The myc- or HA-tagged human full-length cDNA are in the pRK5 vector under CMV promoter as described previously [7,13]. Human synphilin-1 fragment constructs were provided by Drs. Christopher A. Ross and S. Engelender [7,13]. Human HEK293 cells were ordered from ATCC and grown in Dulbecco’s modified Eagle’s medium (DMEM; high glucose; Invitrogen) with 10% fetal bovine serum (FBS) and 1% antibiotics (Invitrogen). Transient transfections of various constructs were performed using LipofectAMINE Plus (Invitrogen) according to the manufacturer’s protocol. The specific siRNA targeting synphilin-1 and its scrambled RNA control sequence were purchased from Dharmacon (Chicago, IL, USA). siRNAs were transfected into cells for 72 h using LipofectAMINE 2000 according to the manufacturer’s protocol. Cells were harvested for immunoprecipitation (IP) and Western blot analysis.

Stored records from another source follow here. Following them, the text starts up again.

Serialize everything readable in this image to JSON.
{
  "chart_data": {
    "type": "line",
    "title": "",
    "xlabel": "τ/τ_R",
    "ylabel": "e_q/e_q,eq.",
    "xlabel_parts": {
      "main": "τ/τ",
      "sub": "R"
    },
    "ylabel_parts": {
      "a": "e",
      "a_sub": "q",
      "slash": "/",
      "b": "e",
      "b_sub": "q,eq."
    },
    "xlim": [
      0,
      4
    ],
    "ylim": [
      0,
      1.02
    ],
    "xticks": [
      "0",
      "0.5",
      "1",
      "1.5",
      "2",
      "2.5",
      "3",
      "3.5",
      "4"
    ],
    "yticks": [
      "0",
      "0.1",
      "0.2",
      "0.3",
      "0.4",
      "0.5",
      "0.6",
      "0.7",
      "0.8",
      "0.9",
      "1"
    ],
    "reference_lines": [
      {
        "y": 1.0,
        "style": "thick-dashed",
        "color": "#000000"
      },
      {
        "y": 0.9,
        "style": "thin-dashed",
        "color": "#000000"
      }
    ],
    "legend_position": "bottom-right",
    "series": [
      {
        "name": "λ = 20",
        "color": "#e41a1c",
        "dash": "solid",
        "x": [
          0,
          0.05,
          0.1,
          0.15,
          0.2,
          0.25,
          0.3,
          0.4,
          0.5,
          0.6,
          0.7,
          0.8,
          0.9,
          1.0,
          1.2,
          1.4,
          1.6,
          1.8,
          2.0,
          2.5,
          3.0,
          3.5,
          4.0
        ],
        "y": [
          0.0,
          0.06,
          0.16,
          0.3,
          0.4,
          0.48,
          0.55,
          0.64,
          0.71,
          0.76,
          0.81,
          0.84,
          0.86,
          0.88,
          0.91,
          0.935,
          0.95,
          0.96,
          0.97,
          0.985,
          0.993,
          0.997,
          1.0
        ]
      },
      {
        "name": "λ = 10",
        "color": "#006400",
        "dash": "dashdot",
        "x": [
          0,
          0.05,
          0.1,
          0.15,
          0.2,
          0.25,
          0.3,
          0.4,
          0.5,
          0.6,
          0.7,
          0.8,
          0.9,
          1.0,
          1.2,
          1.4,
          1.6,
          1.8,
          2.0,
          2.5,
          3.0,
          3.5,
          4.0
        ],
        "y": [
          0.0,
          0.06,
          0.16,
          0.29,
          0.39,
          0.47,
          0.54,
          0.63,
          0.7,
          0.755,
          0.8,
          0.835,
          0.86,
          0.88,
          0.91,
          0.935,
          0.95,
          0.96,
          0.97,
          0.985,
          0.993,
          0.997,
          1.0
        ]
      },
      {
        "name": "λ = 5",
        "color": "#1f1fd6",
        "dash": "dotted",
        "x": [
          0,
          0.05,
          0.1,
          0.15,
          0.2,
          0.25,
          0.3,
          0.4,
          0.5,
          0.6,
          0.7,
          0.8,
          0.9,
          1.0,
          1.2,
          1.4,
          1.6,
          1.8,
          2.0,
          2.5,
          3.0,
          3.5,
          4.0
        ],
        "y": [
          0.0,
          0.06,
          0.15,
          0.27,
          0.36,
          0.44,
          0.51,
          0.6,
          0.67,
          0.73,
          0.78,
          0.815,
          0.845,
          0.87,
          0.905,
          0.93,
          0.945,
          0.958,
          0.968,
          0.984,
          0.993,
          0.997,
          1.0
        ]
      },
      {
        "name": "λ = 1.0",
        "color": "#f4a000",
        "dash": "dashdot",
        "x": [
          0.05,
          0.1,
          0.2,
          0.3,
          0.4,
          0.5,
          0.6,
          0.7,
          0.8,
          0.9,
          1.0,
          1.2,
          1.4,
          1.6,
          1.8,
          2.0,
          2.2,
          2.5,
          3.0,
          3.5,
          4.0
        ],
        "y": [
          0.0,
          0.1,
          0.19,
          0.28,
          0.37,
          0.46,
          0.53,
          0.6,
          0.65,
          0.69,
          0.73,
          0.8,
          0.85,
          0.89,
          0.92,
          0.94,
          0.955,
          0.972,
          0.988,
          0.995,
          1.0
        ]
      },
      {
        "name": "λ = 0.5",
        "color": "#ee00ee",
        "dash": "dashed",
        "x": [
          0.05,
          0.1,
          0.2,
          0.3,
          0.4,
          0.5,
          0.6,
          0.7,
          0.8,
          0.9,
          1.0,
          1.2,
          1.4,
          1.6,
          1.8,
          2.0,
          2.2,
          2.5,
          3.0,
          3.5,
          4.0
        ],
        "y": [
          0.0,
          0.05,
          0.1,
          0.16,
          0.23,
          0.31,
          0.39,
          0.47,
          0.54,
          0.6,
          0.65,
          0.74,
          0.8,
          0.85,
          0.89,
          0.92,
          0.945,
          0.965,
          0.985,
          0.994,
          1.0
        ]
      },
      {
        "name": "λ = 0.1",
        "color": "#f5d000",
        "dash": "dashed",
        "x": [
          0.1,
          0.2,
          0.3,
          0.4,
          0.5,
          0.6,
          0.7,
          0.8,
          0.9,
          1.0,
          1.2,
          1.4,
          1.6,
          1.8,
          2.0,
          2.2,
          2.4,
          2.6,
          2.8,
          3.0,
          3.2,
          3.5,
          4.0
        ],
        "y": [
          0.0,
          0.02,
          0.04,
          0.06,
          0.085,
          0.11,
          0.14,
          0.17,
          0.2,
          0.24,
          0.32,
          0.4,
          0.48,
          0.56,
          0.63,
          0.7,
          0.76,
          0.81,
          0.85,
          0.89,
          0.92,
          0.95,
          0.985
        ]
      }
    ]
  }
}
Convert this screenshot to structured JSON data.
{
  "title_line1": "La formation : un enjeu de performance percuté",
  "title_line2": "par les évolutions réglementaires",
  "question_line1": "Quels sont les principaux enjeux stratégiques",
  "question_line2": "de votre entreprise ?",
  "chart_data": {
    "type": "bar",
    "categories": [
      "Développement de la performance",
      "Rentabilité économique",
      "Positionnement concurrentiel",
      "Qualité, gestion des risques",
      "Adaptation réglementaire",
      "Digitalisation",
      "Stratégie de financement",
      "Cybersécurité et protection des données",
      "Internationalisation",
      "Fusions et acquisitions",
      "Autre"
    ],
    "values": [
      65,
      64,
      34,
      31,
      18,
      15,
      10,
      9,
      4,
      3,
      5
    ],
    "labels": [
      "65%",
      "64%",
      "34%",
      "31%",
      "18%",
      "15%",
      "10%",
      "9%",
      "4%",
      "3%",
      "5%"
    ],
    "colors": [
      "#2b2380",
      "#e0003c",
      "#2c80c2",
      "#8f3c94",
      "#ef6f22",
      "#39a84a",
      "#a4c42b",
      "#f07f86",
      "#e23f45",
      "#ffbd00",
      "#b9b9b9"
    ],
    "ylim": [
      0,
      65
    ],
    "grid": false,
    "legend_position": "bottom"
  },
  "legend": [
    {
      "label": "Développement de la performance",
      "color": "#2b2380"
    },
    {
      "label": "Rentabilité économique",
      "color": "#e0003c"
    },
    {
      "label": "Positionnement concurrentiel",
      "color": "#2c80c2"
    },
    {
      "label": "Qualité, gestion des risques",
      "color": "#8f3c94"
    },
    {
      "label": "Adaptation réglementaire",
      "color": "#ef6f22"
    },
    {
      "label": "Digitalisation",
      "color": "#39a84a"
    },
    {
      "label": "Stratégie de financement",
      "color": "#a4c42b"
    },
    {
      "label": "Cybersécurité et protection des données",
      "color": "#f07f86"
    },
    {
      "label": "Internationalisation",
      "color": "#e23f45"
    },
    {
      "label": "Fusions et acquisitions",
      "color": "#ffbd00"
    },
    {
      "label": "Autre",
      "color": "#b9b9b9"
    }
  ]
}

4.3. Immunoprecipitation (IP), GST Pull-Down and Western Blot Analysis

Cells were harvested in lysis buffer (Cell Signaling) with protease inhibitors (10 µg/mL aprotinin/5 mM PMSF/10 µg/mL pepstatin/10 µg/mL leupeptin) as described previously [16]. The resulting lysates were subjected to IP and Western blot analysis. IP experiments were performed using anti-myc, anti-HA, or anti-AMPK antibodies and protein G Plus/protein A-agarose (GE, Pittsburgh, PA USA) as described previously [7]. GST pull-down was performed as described previously [3]. For Western blot analysis, proteins from each sample were separated on 4–12% NuPAGE Bis-Tris gels, and transferred onto polyvinylidene difluoride membranes (PVDF, Invitrogen) for 3 h. Then the gels were stained with Coomassie blue to assure transfer efficiency. The PVDF membranes were blocked with 5% non-fat milk and incubated with various primary antibodies as listed in Section 4.1 for 1 to 4 h at room temperature. The goat anti-mouse or goat anti-rabbit horseradish-peroxidase conjugated antibodies were used as secondary detection antibodies for 1 h of incubation. Enhanced chemiluminescence reagents (PerkinElmer, Waltham, MA, USA) were incubated for 1 min to detect the proteins in PVDF membranes.

4.4. ATP Assay

Cells were harvested in a lysis buffer (Cell Signaling Technology). Lysates were subjected to protein assays using a Bradford protein assay kit (Sigma St. Louis, MO, USA) according to the manufacturer’s protocol. An aliquot of 10 µg of protein from each sample was subjected to ATP luminescent assays using an ATP Determination Kit (Invitrogen) according to the manufacturer’s protocol. The experiments were repeated three times in duplicate.

4.5. Data Analysis

Quantitative data were represented as means ±Standard Error of the Mean (SEM). Protein and ATP levels were used for one-way or two-way analysis of variance (ANOVA) by Sigmastat 3.1 statistical software (Aspire Software International, Leesburg, VA, USA). Post-ANOVA analysis of group differences was performed with the Tukey test. A p value < 0.05 was considered significant.